In short, there isn’t much in my circumstances that leads me to a sense of urgency about ultimate things. I can go for days without talking to God. I can go days without thinking about God. It’s very, very easy — embarrassingly easy — for all things deep and divine to become afterthoughts in my life, because God just isn't on my 24/7 radar.  This isn’t because I’m callous. It’s because — as Jesus puts it so wisely in his searing sermon — I am already “full.” I have already “received my consolation.” I have easy access to laughter, so I don't wonder what lessons honest tears might yield. I am primed by my cozy life to live in the shallows, unaware of the treasures that lie waiting in the depths.

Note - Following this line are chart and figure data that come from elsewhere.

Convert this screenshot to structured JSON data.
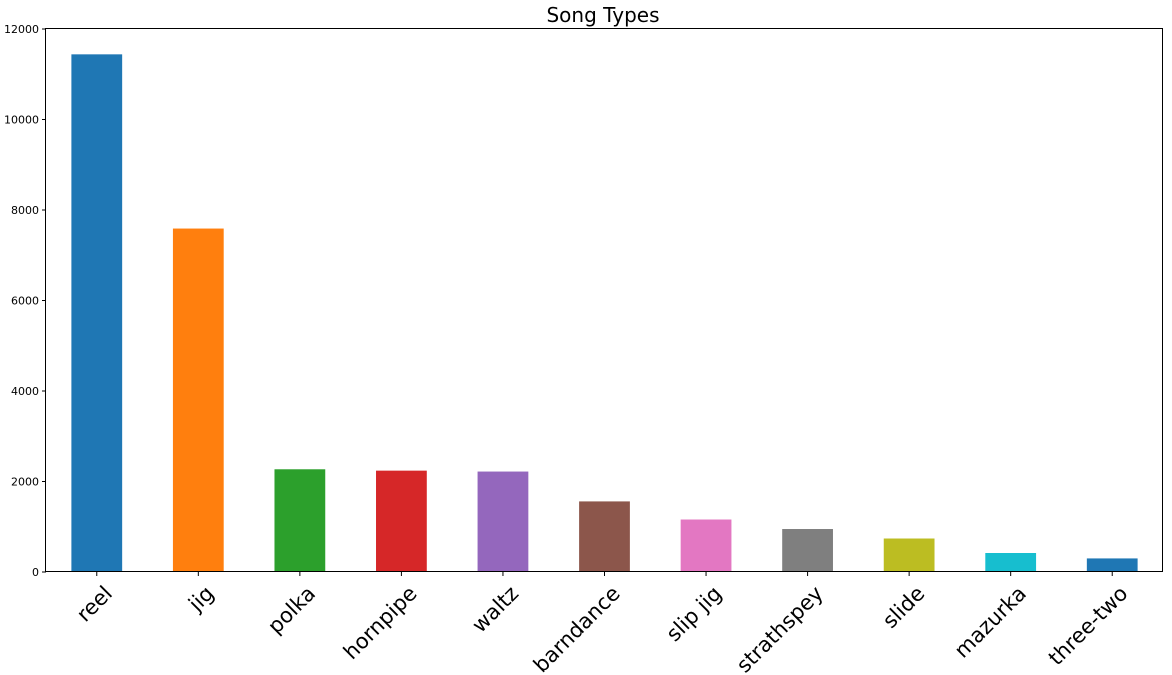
{
  "chart_data": {
    "type": "bar",
    "title": "Song Types",
    "xlabel": "",
    "ylabel": "",
    "categories": [
      "reel",
      "jig",
      "polka",
      "hornpipe",
      "waltz",
      "barndance",
      "slip jig",
      "strathspey",
      "slide",
      "mazurka",
      "three-two"
    ],
    "values": [
      11440,
      7590,
      2270,
      2240,
      2220,
      1560,
      1160,
      950,
      740,
      420,
      300
    ],
    "colors": [
      "#1f77b4",
      "#ff7f0e",
      "#2ca02c",
      "#d62728",
      "#9467bd",
      "#8c564b",
      "#e377c2",
      "#7f7f7f",
      "#bcbd22",
      "#17becf",
      "#1f77b4"
    ],
    "ylim": [
      0,
      12000
    ],
    "yticks": [
      "0",
      "2000",
      "4000",
      "6000",
      "8000",
      "10000",
      "12000"
    ],
    "grid": false,
    "legend": "none"
  }
}
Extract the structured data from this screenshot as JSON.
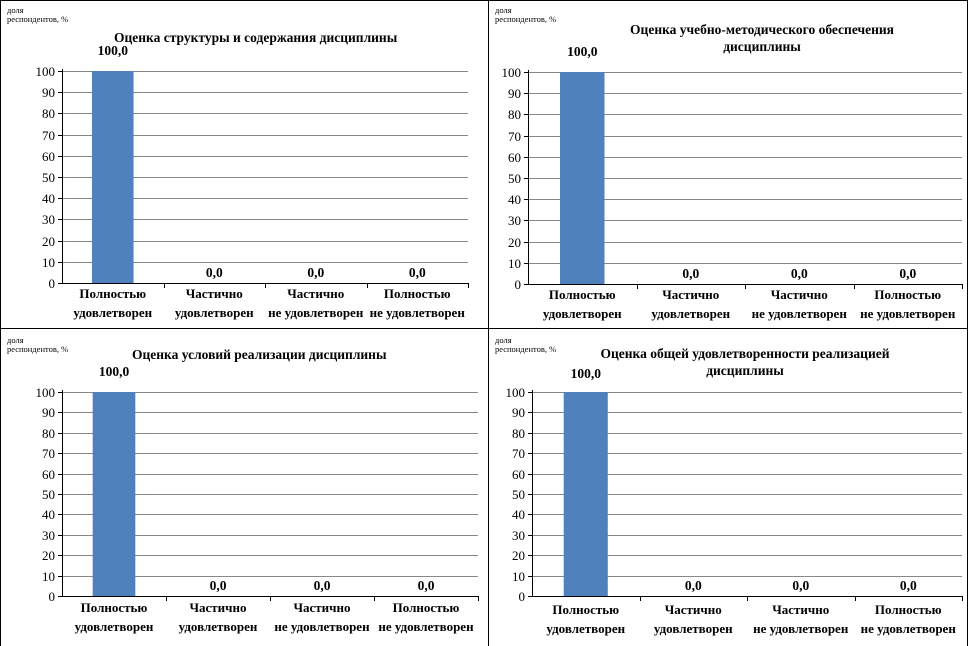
{
  "colors": {
    "bar": "#4f81bd",
    "gridline": "#888888",
    "axis": "#000000",
    "text": "#000000"
  },
  "chart_data": [
    {
      "type": "bar",
      "title": "Оценка структуры и содержания дисциплины",
      "ylabel": "доля респондентов, %",
      "ylabel_lines": [
        "доля",
        "респондентов, %"
      ],
      "categories": [
        [
          "Полностью",
          "удовлетворен"
        ],
        [
          "Частично",
          "удовлетворен"
        ],
        [
          "Частично",
          "не удовлетворен"
        ],
        [
          "Полностью",
          "не удовлетворен"
        ]
      ],
      "values": [
        100.0,
        0.0,
        0.0,
        0.0
      ],
      "value_labels": [
        "100,0",
        "0,0",
        "0,0",
        "0,0"
      ],
      "ylim": [
        0,
        100
      ],
      "yticks": [
        0,
        10,
        20,
        30,
        40,
        50,
        60,
        70,
        80,
        90,
        100
      ],
      "grid": true,
      "legend": "none"
    },
    {
      "type": "bar",
      "title": "Оценка учебно-методического обеспечения дисциплины",
      "title_lines": [
        "Оценка учебно-методического обеспечения",
        "дисциплины"
      ],
      "ylabel": "доля респондентов, %",
      "ylabel_lines": [
        "доля",
        "респондентов, %"
      ],
      "categories": [
        [
          "Полностью",
          "удовлетворен"
        ],
        [
          "Частично",
          "удовлетворен"
        ],
        [
          "Частично",
          "не удовлетворен"
        ],
        [
          "Полностью",
          "не удовлетворен"
        ]
      ],
      "values": [
        100.0,
        0.0,
        0.0,
        0.0
      ],
      "value_labels": [
        "100,0",
        "0,0",
        "0,0",
        "0,0"
      ],
      "ylim": [
        0,
        100
      ],
      "yticks": [
        0,
        10,
        20,
        30,
        40,
        50,
        60,
        70,
        80,
        90,
        100
      ],
      "grid": true,
      "legend": "none"
    },
    {
      "type": "bar",
      "title": "Оценка условий реализации дисциплины",
      "ylabel": "доля респондентов, %",
      "ylabel_lines": [
        "доля",
        "респондентов, %"
      ],
      "categories": [
        [
          "Полностью",
          "удовлетворен"
        ],
        [
          "Частично",
          "удовлетворен"
        ],
        [
          "Частично",
          "не удовлетворен"
        ],
        [
          "Полностью",
          "не удовлетворен"
        ]
      ],
      "values": [
        100.0,
        0.0,
        0.0,
        0.0
      ],
      "value_labels": [
        "100,0",
        "0,0",
        "0,0",
        "0,0"
      ],
      "ylim": [
        0,
        100
      ],
      "yticks": [
        0,
        10,
        20,
        30,
        40,
        50,
        60,
        70,
        80,
        90,
        100
      ],
      "grid": true,
      "legend": "none"
    },
    {
      "type": "bar",
      "title": "Оценка общей удовлетворенности реализацией дисциплины",
      "title_lines": [
        "Оценка общей удовлетворенности реализацией",
        "дисциплины"
      ],
      "ylabel": "доля респондентов, %",
      "ylabel_lines": [
        "доля",
        "респондентов, %"
      ],
      "categories": [
        [
          "Полностью",
          "удовлетворен"
        ],
        [
          "Частично",
          "удовлетворен"
        ],
        [
          "Частично",
          "не удовлетворен"
        ],
        [
          "Полностью",
          "не удовлетворен"
        ]
      ],
      "values": [
        100.0,
        0.0,
        0.0,
        0.0
      ],
      "value_labels": [
        "100,0",
        "0,0",
        "0,0",
        "0,0"
      ],
      "ylim": [
        0,
        100
      ],
      "yticks": [
        0,
        10,
        20,
        30,
        40,
        50,
        60,
        70,
        80,
        90,
        100
      ],
      "grid": true,
      "legend": "none"
    }
  ]
}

Most of the time, it just plain doesn’t occur to me that I would be lost — utterly and wholly lost, physically and spiritually — without the grace that sustains me.  

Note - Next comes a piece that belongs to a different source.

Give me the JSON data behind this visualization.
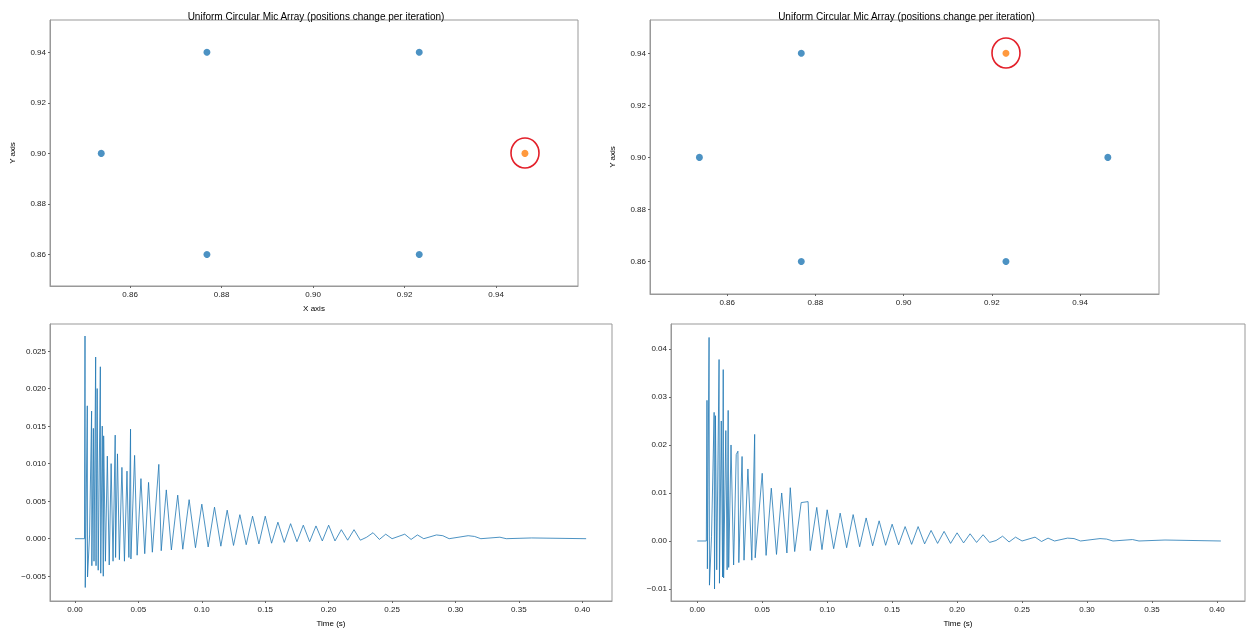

I will never forget the words of a friend who said, I’ve been very fortunate, I’ve had it pretty easy, and have never needed a savior the way you describe needing Jesus.

And maybe that’s our lesson today. Until we begin to grasp that our brothers and sisters needs are our needs, we will never fully realize the kingdom that God requires us to participate in. Until we’ve understood that the needs of others have something to teach us about our own complacency, we will never grasp what it means to give. Until we grasp that our blessings live in complete dependence on a God who has turned upside down what we have gotten used to understanding as blessed, we will be slaves to our own understandings. 

Jesus’s turns upside down the kingdom, Frederick Buechner writes this: “The world says, ‘Mind your own business,’ and Jesus says, ‘There is no such thing as your own business.’ The world says, ‘Follow the wisest course and be a success,’ and Jesus says, ‘Follow me and be crucified.’ The world says, ‘Drive carefully — the life you save may be your own’ — and Jesus says, ‘Whoever would save his life will lose it, and whoever loses his life for my sake will find it.’ The world says, ‘Law and order,’ and Jesus says, ‘Love.’ The world says, ‘Get’ and Jesus says, ‘Give.’ In terms of the world's sanity, Jesus is crazy as a coot, and anybody who thinks he can follow him without being a little crazy too is laboring less under a cross than under a delusion." 

Thomas continues…..

This is not prosperity theology. This is not “blessing” as health, wealth, and happiness. This is a teaching so costly, so soul-rattling, so unpalatable, that most of us will do anything to domesticate or ignore it.

Blessed are you who are poor, hungry, sad, and expendable. Why? Because you have everything to look forward to. Because the Kingdom of God is yours. Because God is the God of those who have nothing but him.

Lord, help me to hear what this is saying. Help me not to squirm away. Help me somehow to sit with woe, and learn the meaning of blessing.[3]